El Iniciado mayor había adoptado una posición entre agresiva y defensiva, sosteniendo la espada con ambas manos. Tarod le miró un breve instante; después, hizo un ligero movimiento con la mano izquierda. El anillo resplandeció, como si cobrase vida de repente, y el hombre retrocedió tambaleándose lanzando un alarido al ser alcanzado de lleno por una fuerza colosal y sentir que le ardían los ojos. Ciego, cayó al suelo y Tarod se inclinó sobre él. Habló, casi sin poder controlar la voz:

— Dile a tu traidor Sumo Iniciado que, si quiere tenérselas conmigo, será mejor que lo haga en persona, ¡en vez de enviar a unos niños en su lugar!

El Iniciado cegado estaba demasiado aterrorizado y dolorido para responderle. Abrió la boca, pero ninguna palabra salió de ella, y su mano, que se movía a tientas, no encontró nada. Sintió que se agitaba el aire a su alrededor, como si alguien o algo se moviese, y lo último que oyó, antes de sumirse en el olvido, fue el furioso golpe de la puerta exterior al cerrarse.

Si los Siete Dioses y todas sus legiones le hubiesen cerrado el camino en aquel momento, Tarod les habría derribado sin pensarlo. Se dirigió a la escalera principal, bajó de tres en tres los escalones, salió al gran vestíbulo y lo cruzó, sin reparar en el cuchillo ensangrentado que colgaba de nuevo de su cinto, manchando su ropa y su mano izquierda. Todos sus sentidos estaban embotados; lo único que sentía era una enorme y sofocante amargura por la magnitud de la traición de Keridil. Fingir amistad, jugar con el lazo que les había atado desde la infancia, con el único fin de intentar un frío y cínico asesinato... , todavía no podía creerlo.
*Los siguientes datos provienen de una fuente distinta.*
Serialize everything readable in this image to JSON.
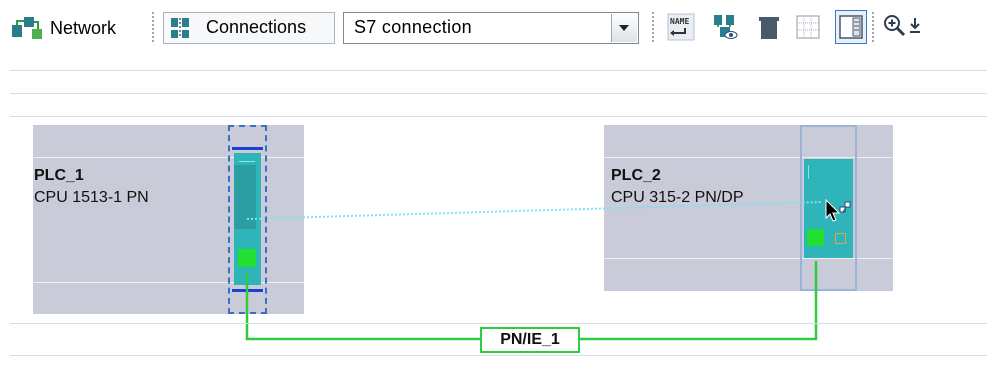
{
  "toolbar": {
    "network_label": "Network",
    "connections_label": "Connections",
    "connection_type": "S7 connection"
  },
  "devices": [
    {
      "name": "PLC_1",
      "type": "CPU 1513-1 PN"
    },
    {
      "name": "PLC_2",
      "type": "CPU 315-2 PN/DP"
    }
  ],
  "subnet": {
    "label": "PN/IE_1"
  },
  "colors": {
    "subnet_line": "#2ecc40",
    "connection_line": "#6fd8f0",
    "cpu_module": "#2fb5b9",
    "plc_box": "#c9ccd8",
    "selection_border": "#3a6fc4"
  }
}
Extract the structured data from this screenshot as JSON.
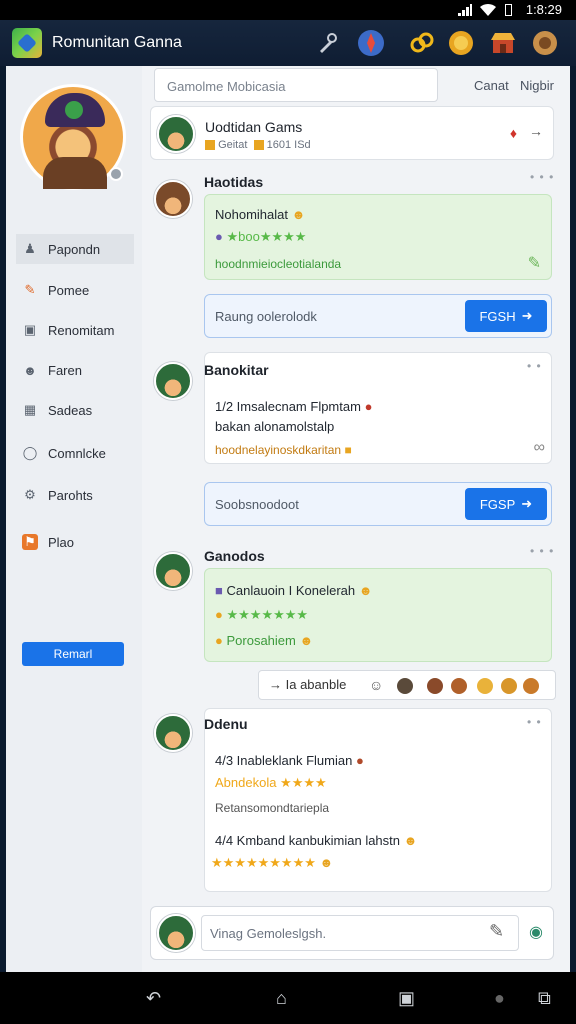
{
  "status_bar": {
    "time": "1:8:29"
  },
  "header": {
    "title": "Romunitan Ganna",
    "icons": [
      "wrench-icon",
      "compass-icon",
      "link-icon",
      "coin-icon",
      "shop-icon",
      "settings-badge-icon"
    ]
  },
  "sidebar": {
    "items": [
      {
        "label": "Papondn",
        "icon": "person-icon"
      },
      {
        "label": "Pomee",
        "icon": "pencil-icon"
      },
      {
        "label": "Renomitam",
        "icon": "window-icon"
      },
      {
        "label": "Faren",
        "icon": "user-icon"
      },
      {
        "label": "Sadeas",
        "icon": "grid-icon"
      },
      {
        "label": "Comnlcke",
        "icon": "chat-icon"
      },
      {
        "label": "Parohts",
        "icon": "gear-icon"
      },
      {
        "label": "Plao",
        "icon": "flag-icon"
      }
    ],
    "button_label": "Remarl"
  },
  "main": {
    "search_placeholder": "Gamolme Mobicasia",
    "links": [
      "Canat",
      "Nigbir"
    ],
    "pinned": {
      "name": "Uodtidan Gams",
      "meta_1": "Geitat",
      "meta_2": "1601",
      "meta_3": "ISd"
    },
    "posts": [
      {
        "name": "Haotidas",
        "dots": "• • •",
        "line_1": "Nohomihalat",
        "line_2": "★boo★★★★",
        "line_3": "hoodnmieiocleotialanda"
      },
      {
        "name": "Banokitar",
        "dots": "• •",
        "line_1": "1/2 Imsalecnam Flpmtam",
        "line_2": "bakan alonamolstalp",
        "line_3": "hoodnelayinoskdkaritan"
      },
      {
        "name": "Ganodos",
        "dots": "• • •",
        "line_1": "Canlauoin I Konelerah",
        "line_2": "★★★★★★★",
        "line_3": "Porosahiem"
      },
      {
        "name": "Ddenu",
        "dots": "• •",
        "line_1": "4/3 Inableklank Flumian",
        "line_2": "Abndekola ★★★★",
        "line_3": "Retansomondtariepla",
        "line_4": "4/4 Kmband kanbukimian lahstn",
        "line_5": "★★★★★★★★★"
      }
    ],
    "inputs": [
      {
        "placeholder": "Raung oolerolodk",
        "button": "FGSH"
      },
      {
        "placeholder": "Soobsnoodoot",
        "button": "FGSP"
      }
    ],
    "reaction_label": "Ia abanble",
    "composer_placeholder": "Vinag Gemoleslgsh."
  }
}
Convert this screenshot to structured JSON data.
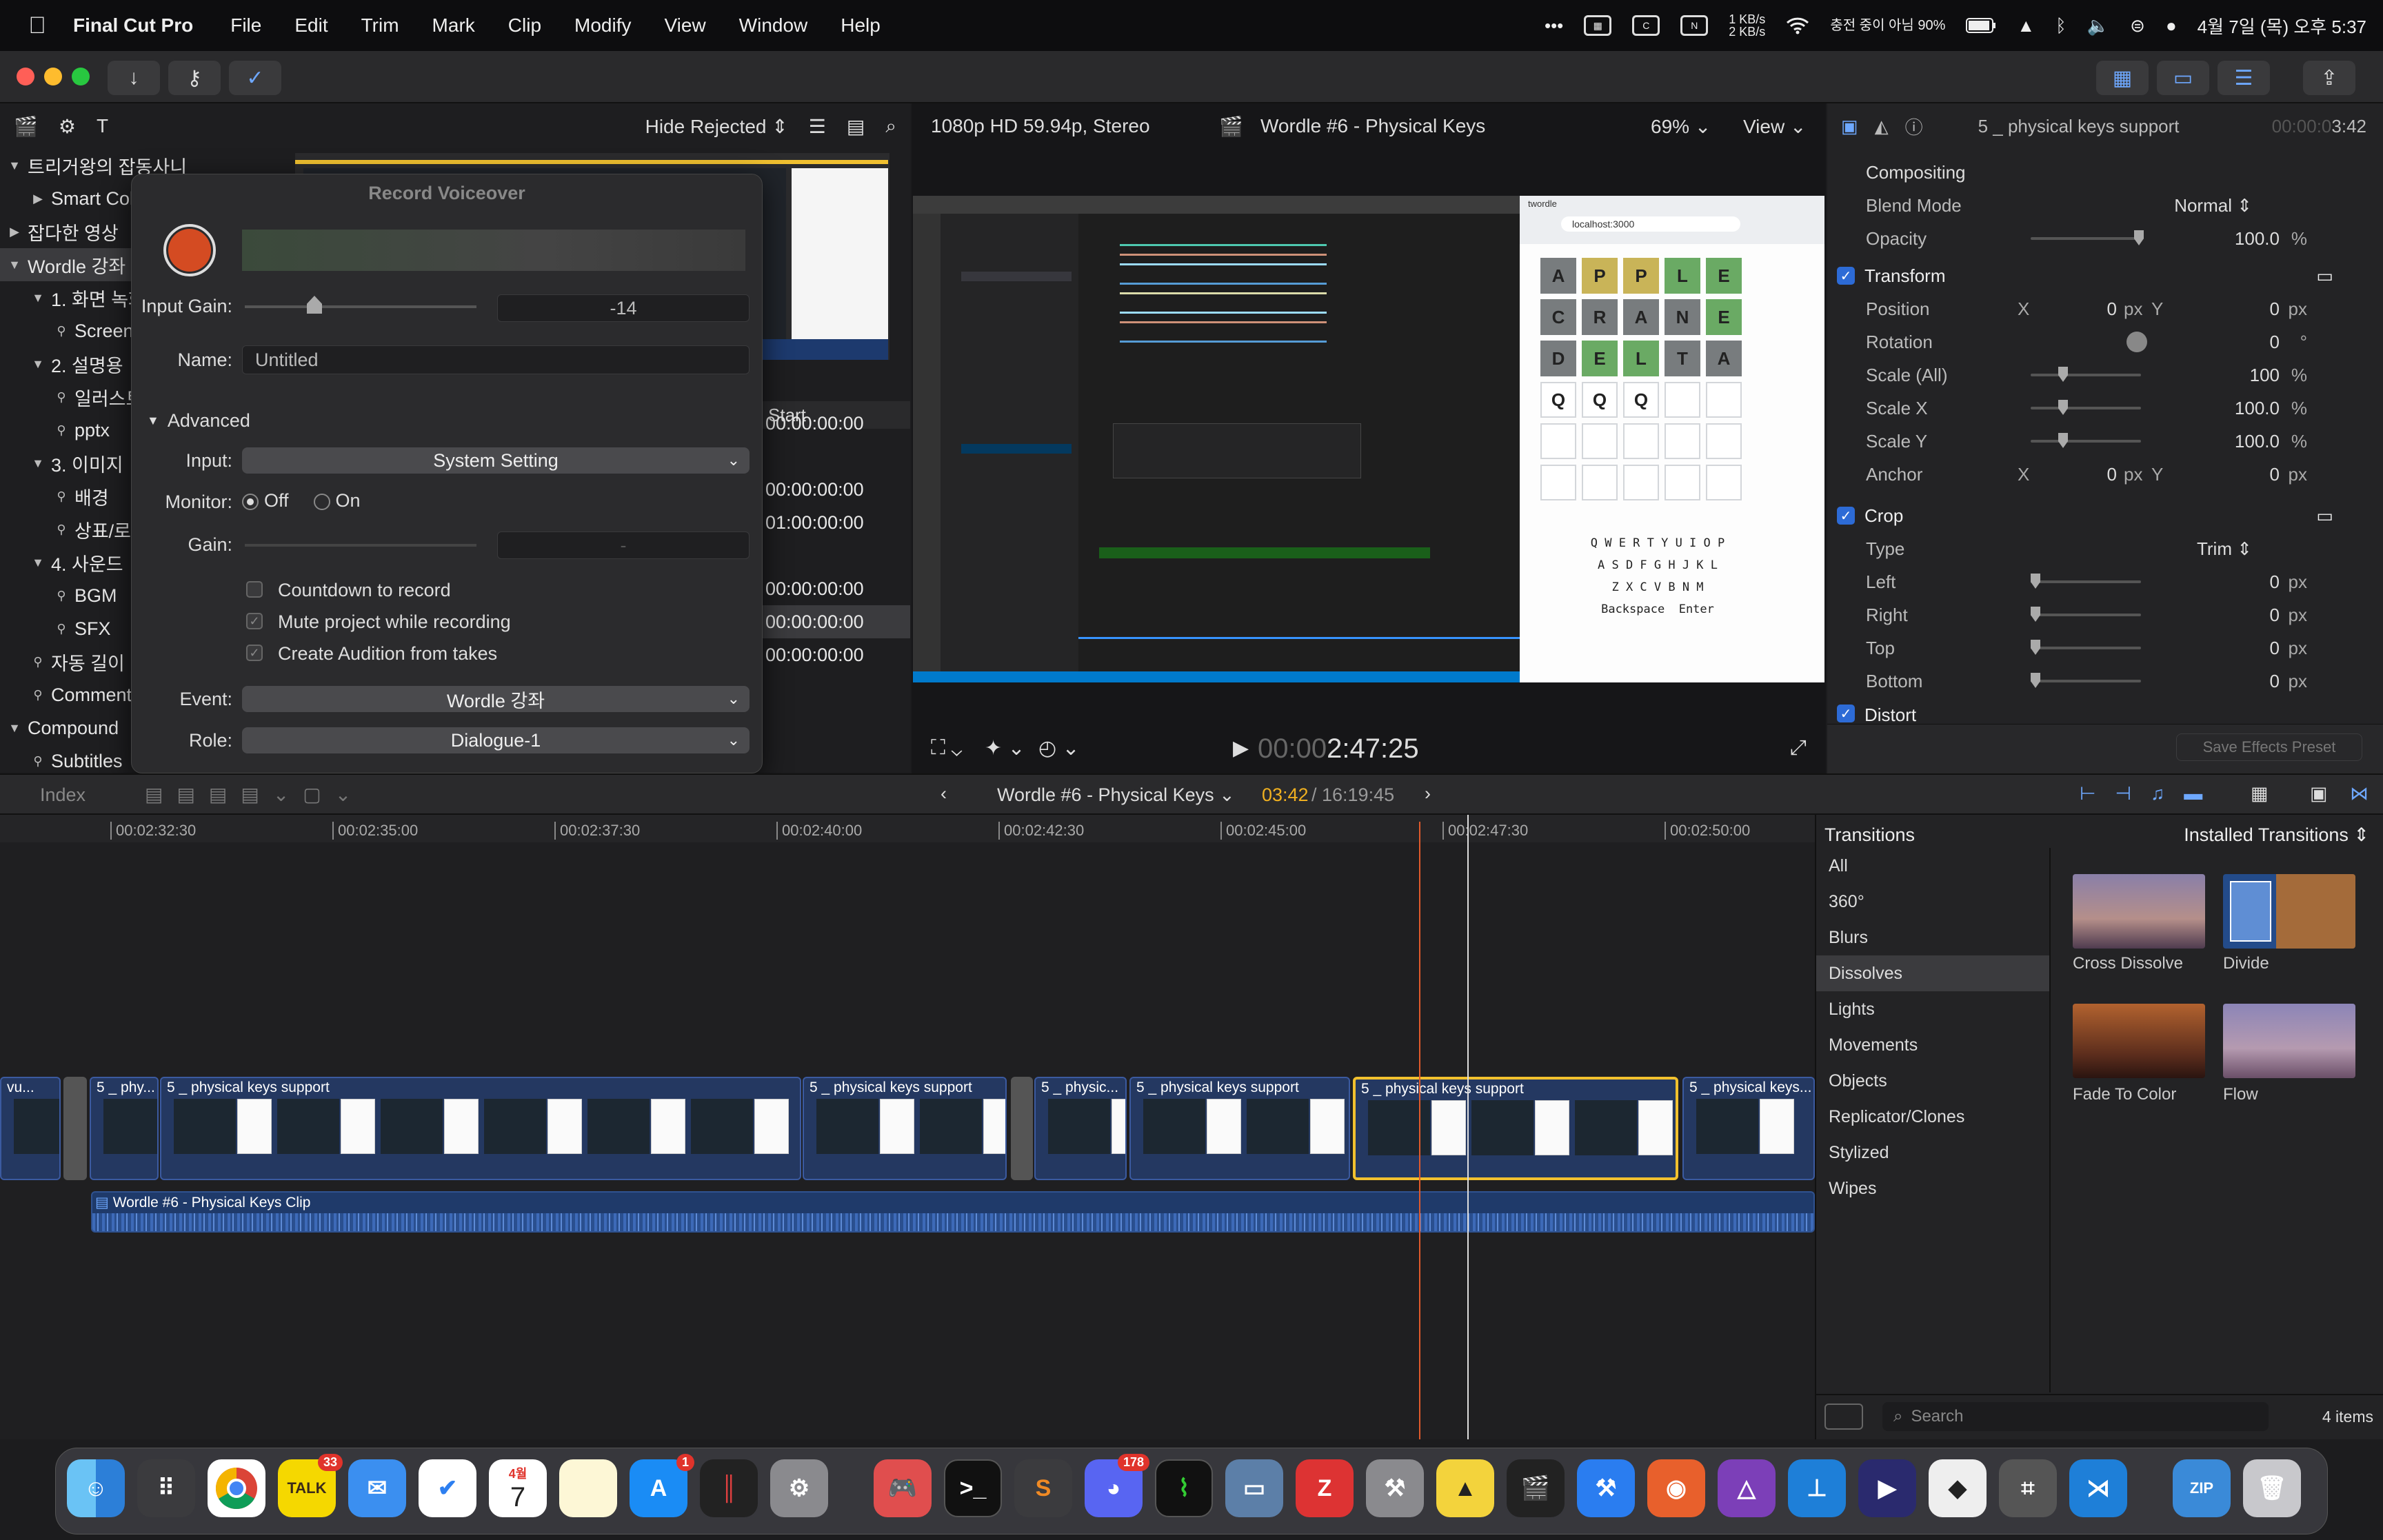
{
  "menubar": {
    "app": "Final Cut Pro",
    "items": [
      "File",
      "Edit",
      "Trim",
      "Mark",
      "Clip",
      "Modify",
      "View",
      "Window",
      "Help"
    ],
    "net_speed": "1 KB/s\n2 KB/s",
    "battery": "90%",
    "battery_note": "충전 중이 아님",
    "clock": "4월 7일 (목) 오후 5:37"
  },
  "browser": {
    "filter": "Hide Rejected",
    "library": [
      {
        "label": "트리거왕의 잡동사니",
        "indent": 0,
        "tri": "▼"
      },
      {
        "label": "Smart Collections",
        "indent": 1,
        "tri": "▶"
      },
      {
        "label": "잡다한 영상",
        "indent": 0,
        "tri": "▶"
      },
      {
        "label": "Wordle 강좌",
        "indent": 0,
        "tri": "▼",
        "selected": true
      },
      {
        "label": "1. 화면 녹화",
        "indent": 1,
        "tri": "▼"
      },
      {
        "label": "Screen",
        "indent": 2,
        "tri": ""
      },
      {
        "label": "2. 설명용",
        "indent": 1,
        "tri": "▼"
      },
      {
        "label": "일러스트",
        "indent": 2,
        "tri": ""
      },
      {
        "label": "pptx",
        "indent": 2,
        "tri": ""
      },
      {
        "label": "3. 이미지",
        "indent": 1,
        "tri": "▼"
      },
      {
        "label": "배경",
        "indent": 2,
        "tri": ""
      },
      {
        "label": "상표/로고",
        "indent": 2,
        "tri": ""
      },
      {
        "label": "4. 사운드",
        "indent": 1,
        "tri": "▼"
      },
      {
        "label": "BGM",
        "indent": 2,
        "tri": ""
      },
      {
        "label": "SFX",
        "indent": 2,
        "tri": ""
      },
      {
        "label": "자동 길이",
        "indent": 1,
        "tri": ""
      },
      {
        "label": "Comments",
        "indent": 1,
        "tri": ""
      },
      {
        "label": "Compound",
        "indent": 0,
        "tri": "▼"
      },
      {
        "label": "Subtitles",
        "indent": 1,
        "tri": ""
      }
    ],
    "start_header": "Start",
    "starts": [
      "00:00:00:00",
      "",
      "00:00:00:00",
      "01:00:00:00",
      "",
      "00:00:00:00",
      "00:00:00:00",
      "00:00:00:00"
    ]
  },
  "voiceover": {
    "title": "Record Voiceover",
    "input_gain_label": "Input Gain:",
    "input_gain_value": "-14",
    "name_label": "Name:",
    "name_value": "Untitled",
    "advanced_label": "Advanced",
    "input_label": "Input:",
    "input_value": "System Setting",
    "monitor_label": "Monitor:",
    "monitor_off": "Off",
    "monitor_on": "On",
    "gain_label": "Gain:",
    "gain_value": "-",
    "countdown": "Countdown to record",
    "mute": "Mute project while recording",
    "audition": "Create Audition from takes",
    "event_label": "Event:",
    "event_value": "Wordle 강좌",
    "role_label": "Role:",
    "role_value": "Dialogue-1"
  },
  "viewer": {
    "format": "1080p HD 59.94p, Stereo",
    "title": "Wordle #6 - Physical Keys",
    "zoom": "69%",
    "view": "View",
    "timecode_dim": "00:00",
    "timecode": "2:47:25"
  },
  "wordle": {
    "rows": [
      [
        [
          "A",
          "g"
        ],
        [
          "P",
          "y"
        ],
        [
          "P",
          "y"
        ],
        [
          "L",
          "l"
        ],
        [
          "E",
          "l"
        ]
      ],
      [
        [
          "C",
          "g"
        ],
        [
          "R",
          "g"
        ],
        [
          "A",
          "g"
        ],
        [
          "N",
          "g"
        ],
        [
          "E",
          "l"
        ]
      ],
      [
        [
          "D",
          "g"
        ],
        [
          "E",
          "l"
        ],
        [
          "L",
          "l"
        ],
        [
          "T",
          "g"
        ],
        [
          "A",
          "g"
        ]
      ],
      [
        [
          "Q",
          "w"
        ],
        [
          "Q",
          "w"
        ],
        [
          "Q",
          "w"
        ],
        [
          "",
          "w"
        ],
        [
          "",
          "w"
        ]
      ],
      [
        [
          "",
          "w"
        ],
        [
          "",
          "w"
        ],
        [
          "",
          "w"
        ],
        [
          "",
          "w"
        ],
        [
          "",
          "w"
        ]
      ],
      [
        [
          "",
          "w"
        ],
        [
          "",
          "w"
        ],
        [
          "",
          "w"
        ],
        [
          "",
          "w"
        ],
        [
          "",
          "w"
        ]
      ]
    ],
    "kb1": "Q W E R T Y U I O P",
    "kb2": "A S D F G H J K L",
    "kb3": "Z X C V B N M",
    "backspace": "Backspace",
    "enter": "Enter",
    "url": "localhost:3000",
    "tab": "twordle"
  },
  "inspector": {
    "clip_name": "5 _ physical keys support",
    "duration_dim": "00:00:0",
    "duration": "3:42",
    "compositing": "Compositing",
    "blend_mode_label": "Blend Mode",
    "blend_mode": "Normal",
    "opacity_label": "Opacity",
    "opacity": "100.0",
    "transform": "Transform",
    "position_label": "Position",
    "position_x": "0",
    "position_y": "0",
    "rotation_label": "Rotation",
    "rotation": "0",
    "scale_all_label": "Scale (All)",
    "scale_all": "100",
    "scale_x_label": "Scale X",
    "scale_x": "100.0",
    "scale_y_label": "Scale Y",
    "scale_y": "100.0",
    "anchor_label": "Anchor",
    "anchor_x": "0",
    "anchor_y": "0",
    "crop": "Crop",
    "type_label": "Type",
    "type_value": "Trim",
    "left_label": "Left",
    "left": "0",
    "right_label": "Right",
    "right": "0",
    "top_label": "Top",
    "top": "0",
    "bottom_label": "Bottom",
    "bottom": "0",
    "distort": "Distort",
    "save_preset": "Save Effects Preset",
    "px": "px",
    "pct": "%",
    "deg": "°",
    "x": "X",
    "y": "Y"
  },
  "midbar": {
    "index": "Index",
    "project": "Wordle #6 - Physical Keys",
    "pos": "03:42",
    "total": "/ 16:19:45"
  },
  "timeline": {
    "ticks": [
      "00:02:32:30",
      "00:02:35:00",
      "00:02:37:30",
      "00:02:40:00",
      "00:02:42:30",
      "00:02:45:00",
      "00:02:47:30",
      "00:02:50:00"
    ],
    "clips": [
      "vu...",
      "5 _ phy...",
      "5 _ physical keys support",
      "5 _ physical keys support",
      "5 _ physic...",
      "5 _ physical keys support",
      "5 _ physical keys support",
      "5 _ physical keys..."
    ],
    "audio": "Wordle #6 - Physical Keys Clip"
  },
  "transitions": {
    "title": "Transitions",
    "installed": "Installed Transitions",
    "categories": [
      "All",
      "360°",
      "Blurs",
      "Dissolves",
      "Lights",
      "Movements",
      "Objects",
      "Replicator/Clones",
      "Stylized",
      "Wipes"
    ],
    "selected": "Dissolves",
    "items": [
      "Cross Dissolve",
      "Divide",
      "Fade To Color",
      "Flow"
    ],
    "search": "Search",
    "count": "4 items"
  },
  "dock": {
    "badge_talk": "33",
    "badge_appstore": "1",
    "badge_discord": "178",
    "calendar_month": "4월",
    "calendar_day": "7",
    "talk_label": "TALK",
    "zip_label": "ZIP"
  }
}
Pero los dos hombres con sus espadas desenvainadas no habían sido fruto de su imaginación.

Al parecer desde muy lejos, alguien gritó su nombre; él hizo caso omiso de la llamada, apartó a un criado de su camino y oyó una exclamación de sorpresa. Hasta aquel momento, pocos moradores del Castillo, aparte de Keridil y de los miembros más ancianos del Consejo, conocían los detalles de las muertes de Rhiman y Themila; Keridil quería que los hechos no se divulgasen hasta después de que muriese Tarod, y por esto nadie intentó detenerle cuando abrió la doble puerta del vestíbulo y salió al patio.

La brillante luz del sol le deslumbró, y se detuvo, confuso. Sentía una necesidad salvaje y animal de encontrar a Keridil y matarle, pero la razón se estaba ya abriendo paso entre el miasma de su cerebro. Podía vengarse, pero tendría que enfrentarse con todo el Círculo, y ni siquiera él podría resistir su fuerza combinada. No quería morir... , su venganza contra Keridil tendría que esperar.